Town employees were answering questions at the display tables, of course. But Vail Town Council members were scattered throughout the room, too.
Brown said she took advantage of the opportunity to talk to individual council members, mostly about her favorite issue these days: keeping parking free in the summer.
“I want us to be known as a down-home, friendly place in the summer,” she said.
RESTORE THE GORE
The water district, Walking Mountains Science Center and the Vail Environmental Sustainability Department all occupied the southwest corner of the pavilion’s main room. There, resident Ann Louthan talked about the town’s Restore the Gore efforts, and what she believes is the primary culprit in the degradation of the stream.

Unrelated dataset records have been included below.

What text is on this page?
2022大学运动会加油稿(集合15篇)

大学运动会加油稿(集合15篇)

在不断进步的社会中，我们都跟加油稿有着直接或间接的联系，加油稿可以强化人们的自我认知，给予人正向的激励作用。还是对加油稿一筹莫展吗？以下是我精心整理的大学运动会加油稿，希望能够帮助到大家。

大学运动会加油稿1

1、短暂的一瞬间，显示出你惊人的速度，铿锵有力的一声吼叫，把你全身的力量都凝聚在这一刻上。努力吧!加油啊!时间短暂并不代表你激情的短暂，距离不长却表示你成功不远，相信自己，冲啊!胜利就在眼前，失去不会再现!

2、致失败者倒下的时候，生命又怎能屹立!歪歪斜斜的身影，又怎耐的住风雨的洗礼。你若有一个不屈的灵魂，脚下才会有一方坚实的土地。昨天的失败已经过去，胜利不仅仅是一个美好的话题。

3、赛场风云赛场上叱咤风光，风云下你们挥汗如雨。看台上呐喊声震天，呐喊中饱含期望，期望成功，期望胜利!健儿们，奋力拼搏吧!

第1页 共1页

“The town needs to collect all the gravel” it puts down on roads in the winter, Louthan said. The East Vail resident said she drives the frontage road every day, and sees the amount of sand and gravel spread on the roads.
“There are places where the edge of the road is only 18 inches (from a drop off to the creek),” Louthan said.
Council member Kim Langmaid, founder of the Walking Mountains Science Center, said she’d talked to a number of residents about the creek cleanup efforts. There’s a lot to explain, she said, adding that the town’s draft plan for the cleanup is made up of 220 action items over the course of several years.
Of course, there was some presentation time, too. But this year, Mayor Dave Chapin was the only presenter, and he kept his remarks relatively brief.
Chapin talked about the town government’s commitment to better communication with residents, saying those at town hall have learned from the controversy sparked by plans to rebuild the Vail Golf Club’s clubhouse.
“We’ve learned a lot of lessons,” Chapin said, adding that those lessons have been applied to how the town has tackled projects including the new Interstate 70 underpass, Booth Creek Park and the proposed new affordable housing neighborhood in West Vail.
“The clubhouse, as contentious as it was, has made us stronger,” Chapin said.
The town also remains strong financially, and is coming off four consecutive years of record sales tax collections.
That trend may slow this year, as Chapin acknowledged that sales tax revenues dipped slightly in January of this year compared to the same month in 2015. February is also expected to drop a bit from last year, due in large part to the boost provided by the 2015 FIS Alpine World Ski Championships.
With Easter falling early this year — March 27 — and Vail Mountain closing April 10, about a week earlier than normal, town officials are also expecting a drop in April’s tax collections.
“We’ll be looking closely at all of that,” Chapin said. “But let’s wait until the end of the season to see where we are.”
Chapin, co-owner of Vendetta’s restaurant in Vail Village, said he knows how difficult taking a long view can be.
“In my business, if we have one down month … but let’s take a cautious approach,” he said.
Overall, though, the town seems to be in good shape financially and is maintaining its reputation as a great place to play.
Following Chapin’s presentation, longtime resident Mark Gordon said he liked what he heard at this year’s meeting.
“It’s nice that this council has minimally controversial issues to deal with,” Gordon said. “I’m confident in this council’s ability to keep things going.”